Humanity does this through a variety of means. Some days, we burn little girls at the stake, or hoard billions of dollars of wealth. But sometimes, we adopt an alias such as “Dickasso” and make over $100,000 in pixelated dick pics sold as NFTs via an adult marketplace that uses a ridiculous cryptocurrency to fund its adult contend.
Dickasso has “sold 102 different NFTs of the male organ since October 29 for a total of 2.54 million CUMMIES,” reads an article from Stockhead.com, and in case our Grandma reads this, the answer is yes, we are still definitely gunning for that Pulitzer.
At .03 cents a CUMMIE, that’s roughly $83,500, which is more than enough money for you to really ponder how people get rich buying and selling money on the internet while you work an office job.
The sales of art took place through Cumrocket, which calls itself “The leading NSFW NFT marketplace.”
For the record, in case you woke up this morning and wondered whether the future of NFTs and cryptocurrencies lied within pornography, the answer is yeah, totally.
From what we gathered, the Cumrocket marketplace is essentially an Onlyfans service that utilizes a cryptocurrency, except instead of calling it pornography, the website refers to these nudes as NFTs, and that means it’s art, and if you don’t like it, you’re uncultured swine.
Anyway, Dickasso has made ridiculous amount of money selling these pictures that are penises that look like they were drawn in MS Paint.
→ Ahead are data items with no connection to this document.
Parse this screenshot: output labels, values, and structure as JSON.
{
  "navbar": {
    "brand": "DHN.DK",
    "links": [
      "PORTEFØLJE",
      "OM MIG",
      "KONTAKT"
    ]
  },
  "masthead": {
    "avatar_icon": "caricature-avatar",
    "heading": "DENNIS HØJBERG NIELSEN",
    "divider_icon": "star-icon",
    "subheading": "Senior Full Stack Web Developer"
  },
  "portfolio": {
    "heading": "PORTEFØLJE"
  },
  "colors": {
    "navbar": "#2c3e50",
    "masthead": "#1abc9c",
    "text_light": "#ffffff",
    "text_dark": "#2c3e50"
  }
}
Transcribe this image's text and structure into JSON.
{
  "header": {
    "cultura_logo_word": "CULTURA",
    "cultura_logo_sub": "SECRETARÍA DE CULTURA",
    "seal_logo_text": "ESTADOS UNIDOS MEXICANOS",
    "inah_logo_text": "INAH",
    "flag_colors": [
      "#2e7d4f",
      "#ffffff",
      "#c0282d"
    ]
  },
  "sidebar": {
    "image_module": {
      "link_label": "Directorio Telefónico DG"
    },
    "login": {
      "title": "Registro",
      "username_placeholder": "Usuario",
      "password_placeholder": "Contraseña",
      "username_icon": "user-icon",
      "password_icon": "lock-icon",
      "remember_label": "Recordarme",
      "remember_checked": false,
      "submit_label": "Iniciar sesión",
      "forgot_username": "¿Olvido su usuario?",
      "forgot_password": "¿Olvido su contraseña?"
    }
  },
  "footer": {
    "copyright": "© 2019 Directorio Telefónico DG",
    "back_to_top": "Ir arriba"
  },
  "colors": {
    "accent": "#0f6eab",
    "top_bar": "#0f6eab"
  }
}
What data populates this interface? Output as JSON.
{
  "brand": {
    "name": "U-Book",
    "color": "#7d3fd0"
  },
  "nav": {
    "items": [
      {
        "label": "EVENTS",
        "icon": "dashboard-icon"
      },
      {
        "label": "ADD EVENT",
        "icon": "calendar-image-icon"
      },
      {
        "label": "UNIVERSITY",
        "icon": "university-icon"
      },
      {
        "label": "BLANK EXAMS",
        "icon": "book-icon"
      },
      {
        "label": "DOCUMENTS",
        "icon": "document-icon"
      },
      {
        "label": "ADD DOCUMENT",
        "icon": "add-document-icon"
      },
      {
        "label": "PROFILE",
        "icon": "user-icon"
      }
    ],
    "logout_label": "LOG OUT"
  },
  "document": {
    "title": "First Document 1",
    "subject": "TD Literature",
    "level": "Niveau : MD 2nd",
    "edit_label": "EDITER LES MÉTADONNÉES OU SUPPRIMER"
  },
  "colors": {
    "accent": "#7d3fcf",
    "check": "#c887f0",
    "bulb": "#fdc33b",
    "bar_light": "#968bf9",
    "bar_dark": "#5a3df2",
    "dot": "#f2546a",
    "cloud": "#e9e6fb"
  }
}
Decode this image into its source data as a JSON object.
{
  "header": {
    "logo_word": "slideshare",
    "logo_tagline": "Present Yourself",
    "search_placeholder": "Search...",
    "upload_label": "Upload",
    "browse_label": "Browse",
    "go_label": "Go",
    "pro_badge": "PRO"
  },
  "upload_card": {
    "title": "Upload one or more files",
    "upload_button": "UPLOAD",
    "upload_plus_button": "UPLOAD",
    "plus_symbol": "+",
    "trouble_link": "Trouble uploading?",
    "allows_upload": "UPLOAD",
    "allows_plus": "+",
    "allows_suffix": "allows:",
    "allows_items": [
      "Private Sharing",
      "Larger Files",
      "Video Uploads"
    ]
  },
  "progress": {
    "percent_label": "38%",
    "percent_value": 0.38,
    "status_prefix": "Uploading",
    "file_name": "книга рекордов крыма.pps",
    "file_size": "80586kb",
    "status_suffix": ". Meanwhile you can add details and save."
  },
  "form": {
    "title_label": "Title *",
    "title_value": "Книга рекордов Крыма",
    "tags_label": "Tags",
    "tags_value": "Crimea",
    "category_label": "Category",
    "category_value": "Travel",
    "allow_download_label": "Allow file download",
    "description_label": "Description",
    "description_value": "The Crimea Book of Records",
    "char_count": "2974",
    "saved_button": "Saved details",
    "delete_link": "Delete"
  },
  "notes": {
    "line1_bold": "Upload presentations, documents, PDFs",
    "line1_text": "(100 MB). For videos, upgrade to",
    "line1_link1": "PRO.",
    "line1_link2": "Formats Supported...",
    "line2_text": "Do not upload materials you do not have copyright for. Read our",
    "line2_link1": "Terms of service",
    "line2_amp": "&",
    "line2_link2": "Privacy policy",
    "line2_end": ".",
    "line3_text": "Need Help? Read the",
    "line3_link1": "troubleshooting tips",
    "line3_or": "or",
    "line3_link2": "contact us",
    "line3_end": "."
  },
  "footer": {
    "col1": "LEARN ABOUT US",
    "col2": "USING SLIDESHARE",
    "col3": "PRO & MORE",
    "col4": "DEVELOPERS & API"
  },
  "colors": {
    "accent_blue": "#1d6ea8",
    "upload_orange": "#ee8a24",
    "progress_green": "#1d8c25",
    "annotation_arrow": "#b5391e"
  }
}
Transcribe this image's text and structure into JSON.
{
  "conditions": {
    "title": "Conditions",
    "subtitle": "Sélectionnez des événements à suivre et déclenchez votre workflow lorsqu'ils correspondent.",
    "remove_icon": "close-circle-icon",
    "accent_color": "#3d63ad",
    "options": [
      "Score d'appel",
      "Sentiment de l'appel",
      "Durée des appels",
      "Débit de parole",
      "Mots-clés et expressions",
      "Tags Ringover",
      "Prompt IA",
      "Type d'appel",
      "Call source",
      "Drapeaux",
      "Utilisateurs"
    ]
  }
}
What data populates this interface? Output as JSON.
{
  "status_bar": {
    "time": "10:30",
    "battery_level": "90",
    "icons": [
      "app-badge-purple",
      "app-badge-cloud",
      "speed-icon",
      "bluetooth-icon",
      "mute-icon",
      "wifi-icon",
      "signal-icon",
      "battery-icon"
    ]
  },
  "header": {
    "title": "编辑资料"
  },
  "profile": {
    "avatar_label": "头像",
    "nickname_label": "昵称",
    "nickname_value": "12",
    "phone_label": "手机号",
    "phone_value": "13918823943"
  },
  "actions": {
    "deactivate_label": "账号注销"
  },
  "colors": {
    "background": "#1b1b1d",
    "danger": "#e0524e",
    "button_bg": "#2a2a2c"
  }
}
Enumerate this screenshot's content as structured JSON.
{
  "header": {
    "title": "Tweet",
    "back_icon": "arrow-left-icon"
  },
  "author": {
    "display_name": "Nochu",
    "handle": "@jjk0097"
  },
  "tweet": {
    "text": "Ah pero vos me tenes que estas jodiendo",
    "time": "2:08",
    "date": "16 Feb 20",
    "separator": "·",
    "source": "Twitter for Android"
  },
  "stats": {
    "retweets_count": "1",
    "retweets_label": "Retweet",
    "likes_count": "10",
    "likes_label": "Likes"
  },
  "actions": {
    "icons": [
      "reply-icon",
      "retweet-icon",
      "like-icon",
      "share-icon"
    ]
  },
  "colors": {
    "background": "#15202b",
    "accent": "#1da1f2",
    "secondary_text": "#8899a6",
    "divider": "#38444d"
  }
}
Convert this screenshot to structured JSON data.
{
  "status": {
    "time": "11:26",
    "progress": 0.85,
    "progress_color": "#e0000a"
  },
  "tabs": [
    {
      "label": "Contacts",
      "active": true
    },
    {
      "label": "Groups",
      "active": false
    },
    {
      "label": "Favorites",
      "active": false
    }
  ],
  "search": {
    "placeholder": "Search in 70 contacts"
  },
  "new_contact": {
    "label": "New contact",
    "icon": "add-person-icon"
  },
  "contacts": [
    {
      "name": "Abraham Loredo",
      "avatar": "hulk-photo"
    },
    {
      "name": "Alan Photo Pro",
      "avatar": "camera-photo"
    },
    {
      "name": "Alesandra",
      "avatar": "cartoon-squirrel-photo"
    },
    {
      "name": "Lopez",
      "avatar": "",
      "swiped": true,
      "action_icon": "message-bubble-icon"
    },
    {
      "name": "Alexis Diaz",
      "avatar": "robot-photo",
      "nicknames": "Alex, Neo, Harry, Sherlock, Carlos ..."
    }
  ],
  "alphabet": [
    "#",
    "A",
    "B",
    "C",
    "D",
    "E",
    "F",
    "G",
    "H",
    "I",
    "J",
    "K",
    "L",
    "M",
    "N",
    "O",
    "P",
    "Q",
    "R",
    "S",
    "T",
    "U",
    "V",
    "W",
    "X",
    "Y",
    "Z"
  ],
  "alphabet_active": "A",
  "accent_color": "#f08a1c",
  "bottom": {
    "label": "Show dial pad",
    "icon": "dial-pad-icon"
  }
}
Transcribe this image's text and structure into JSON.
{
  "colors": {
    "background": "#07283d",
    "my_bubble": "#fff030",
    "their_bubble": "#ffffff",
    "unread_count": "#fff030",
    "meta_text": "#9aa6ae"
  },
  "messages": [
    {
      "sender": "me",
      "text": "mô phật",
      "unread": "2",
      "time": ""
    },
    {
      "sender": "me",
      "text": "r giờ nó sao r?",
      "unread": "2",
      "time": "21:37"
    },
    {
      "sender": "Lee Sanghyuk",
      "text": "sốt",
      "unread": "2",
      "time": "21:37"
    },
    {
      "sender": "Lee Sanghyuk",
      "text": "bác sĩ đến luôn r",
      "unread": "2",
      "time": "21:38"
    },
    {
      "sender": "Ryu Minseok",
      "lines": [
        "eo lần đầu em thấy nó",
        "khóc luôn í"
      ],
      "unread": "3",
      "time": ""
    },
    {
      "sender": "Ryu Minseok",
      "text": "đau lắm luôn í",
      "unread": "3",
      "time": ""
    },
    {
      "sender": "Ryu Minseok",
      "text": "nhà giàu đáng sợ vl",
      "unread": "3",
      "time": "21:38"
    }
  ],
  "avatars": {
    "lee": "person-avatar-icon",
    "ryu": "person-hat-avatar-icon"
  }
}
His latest work, “Biggus Dickus” sold for the equivalent of $680, and that’s how much you make in a week.
Each penile picture has some flair added to it, and no two are the same. For instance, in the classic Dickasso work “The Pipe,” the penis in question is actually smoking a pipe! Isn’t that so crazy?
When last checked, Dickasso was the top creator on the Cumrocket NFT marketplace, superseding all other models on the platform. Then, our girlfriend walked in and wanted to know what we were doing, and accused us of looking at porn, and we were caught so off guard that we stammered out a quick response about working, but there’s no way in hell she’d believe that, and long story short, now we’re at the Holiday Inn, wishing we had 2.54 million Cummies from pixelated penile artwork.